NICHOLAS T. PARSONS is a freelance author, translator and editor based in Vienna. A graduate of New College, Oxford he spent two years in Italy teaching at the British Institute of Florence and as Reader in English at the University of Pisa before returning to the UK to work in publishing for ten years in the 1970s and early 1980s. In 1984 he settled in Central Europe with his Hungarian wife, the art historian Ilona Sármány, and has since published some 17 books on cultural topics, writing also as Louis James. These include the Blue Guide Austria and the Blue Guide Vienna as well as the first English guide to Hungary to be published following the “system change” of 1989. His essay-length Xenophobe’s Guide to the Austrians (Louis James) has been in print for 20 years. His recent books are Worth the Detour: A Cultural History of the Guidebook from Pausanias to the Rough Guide, and Vienna: A Cultural and Literary History (Signal Books/Oxford University Press). His latest work is A New Devil’s Dictionary: Lexicon for Contrarians, a reformulation for our times of Ambrose Bierce’s satirical take on disingenuous language.

DAVID A. J. REYNOLDS is a freelance writer and editor from England, specializing in history and current affairs. He has lived and taught in Hungary, the Czech Republic, and Philadelphia, and presently resides in Illinois.

Prof. NORMAN STONE (Glasgow, 1941 – Budapest, 2019) was a British historian, former student then lecturer at the University of Cambridge, professor of History at the University of Oxford, and was a professor of International Relations at the University of Bilkent, Ankara, Turkey.

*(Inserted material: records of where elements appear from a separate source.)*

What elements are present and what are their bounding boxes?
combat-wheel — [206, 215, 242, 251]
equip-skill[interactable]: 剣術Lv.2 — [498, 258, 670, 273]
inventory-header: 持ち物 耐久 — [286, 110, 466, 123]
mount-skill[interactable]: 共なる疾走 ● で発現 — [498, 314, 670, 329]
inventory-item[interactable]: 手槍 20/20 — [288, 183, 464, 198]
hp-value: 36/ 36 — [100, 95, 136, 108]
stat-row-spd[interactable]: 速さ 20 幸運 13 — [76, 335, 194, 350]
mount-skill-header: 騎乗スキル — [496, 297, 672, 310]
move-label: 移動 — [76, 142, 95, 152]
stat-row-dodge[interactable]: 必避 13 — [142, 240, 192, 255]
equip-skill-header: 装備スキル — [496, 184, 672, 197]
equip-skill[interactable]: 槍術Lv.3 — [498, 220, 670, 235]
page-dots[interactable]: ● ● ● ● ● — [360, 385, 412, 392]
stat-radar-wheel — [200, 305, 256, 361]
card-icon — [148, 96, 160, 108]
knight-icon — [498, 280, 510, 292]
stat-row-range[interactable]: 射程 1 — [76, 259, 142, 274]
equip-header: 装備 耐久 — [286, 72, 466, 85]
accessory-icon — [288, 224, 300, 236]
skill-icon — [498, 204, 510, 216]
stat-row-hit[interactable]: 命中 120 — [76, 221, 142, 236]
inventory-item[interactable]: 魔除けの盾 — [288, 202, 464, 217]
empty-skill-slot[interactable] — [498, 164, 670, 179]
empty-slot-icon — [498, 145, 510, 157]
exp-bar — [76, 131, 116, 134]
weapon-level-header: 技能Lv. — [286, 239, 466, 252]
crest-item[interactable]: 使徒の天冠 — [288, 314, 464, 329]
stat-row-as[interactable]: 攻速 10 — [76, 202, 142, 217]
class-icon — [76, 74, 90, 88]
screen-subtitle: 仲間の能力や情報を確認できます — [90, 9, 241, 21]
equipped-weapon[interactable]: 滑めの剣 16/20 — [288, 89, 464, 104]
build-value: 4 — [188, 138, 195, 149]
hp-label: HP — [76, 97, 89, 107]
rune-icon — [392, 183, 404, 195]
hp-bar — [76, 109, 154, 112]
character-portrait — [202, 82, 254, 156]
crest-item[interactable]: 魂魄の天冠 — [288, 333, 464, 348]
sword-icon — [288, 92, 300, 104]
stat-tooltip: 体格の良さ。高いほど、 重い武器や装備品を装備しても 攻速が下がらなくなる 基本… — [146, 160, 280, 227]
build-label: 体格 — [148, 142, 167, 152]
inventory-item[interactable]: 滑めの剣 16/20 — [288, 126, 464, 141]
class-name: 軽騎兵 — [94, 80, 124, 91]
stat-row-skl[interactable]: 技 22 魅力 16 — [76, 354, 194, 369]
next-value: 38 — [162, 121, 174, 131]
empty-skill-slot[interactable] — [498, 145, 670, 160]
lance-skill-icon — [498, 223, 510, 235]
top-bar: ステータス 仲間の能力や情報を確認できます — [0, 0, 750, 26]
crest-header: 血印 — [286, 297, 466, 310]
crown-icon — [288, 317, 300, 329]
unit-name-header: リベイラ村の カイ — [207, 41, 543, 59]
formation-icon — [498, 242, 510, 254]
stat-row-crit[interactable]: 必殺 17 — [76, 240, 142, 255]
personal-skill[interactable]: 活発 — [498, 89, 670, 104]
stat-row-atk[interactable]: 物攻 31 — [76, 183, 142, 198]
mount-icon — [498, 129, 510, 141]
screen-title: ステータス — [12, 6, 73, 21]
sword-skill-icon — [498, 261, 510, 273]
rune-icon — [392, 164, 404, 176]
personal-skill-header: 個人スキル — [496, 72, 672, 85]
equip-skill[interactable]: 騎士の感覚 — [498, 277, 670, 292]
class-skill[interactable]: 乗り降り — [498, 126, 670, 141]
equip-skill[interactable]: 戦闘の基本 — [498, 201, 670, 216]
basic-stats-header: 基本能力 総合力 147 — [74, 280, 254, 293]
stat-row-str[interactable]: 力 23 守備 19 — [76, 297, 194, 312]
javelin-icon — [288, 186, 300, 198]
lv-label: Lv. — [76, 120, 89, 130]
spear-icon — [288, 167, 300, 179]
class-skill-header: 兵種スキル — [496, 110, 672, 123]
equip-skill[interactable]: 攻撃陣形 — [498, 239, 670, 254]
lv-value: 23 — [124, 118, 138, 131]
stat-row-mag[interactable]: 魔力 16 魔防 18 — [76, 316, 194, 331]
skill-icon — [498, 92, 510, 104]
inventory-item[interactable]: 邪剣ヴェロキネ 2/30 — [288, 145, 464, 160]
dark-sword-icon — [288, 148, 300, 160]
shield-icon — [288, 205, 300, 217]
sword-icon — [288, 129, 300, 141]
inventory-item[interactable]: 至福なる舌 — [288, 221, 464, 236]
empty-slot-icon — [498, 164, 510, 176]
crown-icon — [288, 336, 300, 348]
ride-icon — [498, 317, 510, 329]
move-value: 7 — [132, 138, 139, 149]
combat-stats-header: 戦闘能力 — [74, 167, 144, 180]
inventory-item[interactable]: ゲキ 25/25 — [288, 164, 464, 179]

He was also an advisor and speech writer to the British Conservative Prime Minister Margaret Thatcher, and is the author of many books on 20th-century history, including The Eastern Front 1914–17 (1975), Hitler (1980), Europe Transformed, 1878–1919 (1983), The Other Russia (1990), and The Atlantic and Its Enemies: A Personal History of the Cold War (2010). His last book, Hungary: A Short History, was published at the beginning of 2019.

JOHN O’SULLIVAN (Liverpool, 1942) is editor-at-large of National Review in New York where he served as Editor-in-Chief for ten years. He was a Special Advisor to Prime Minister Margaret Thatcher in Downing Street and later assisted her in the writing of her two volumes of memoirs. He has held a wide variety of senior editorial positions in the media on both sides of the Atlantic. He is the founder and co-chairman of the Atlantic Initiative, an international bipartisan organisation dedicated to reinvigorating and expanding the Atlantic community of democracies, launched at the Congress of Prague in May 1996 by President Vaclav Havel and Lady Thatcher. His book, The President, the Pope, and the Prime Minister (on Pope John Paul II, President Reagan and Prime Minister Thatcher), was published in Hungarian, too, in 2010. Until 2011, he was the Executive Editor of Radio Free Europe and Radio Liberty in Prague. Currently he is the President of the Danube Institute, Budapest.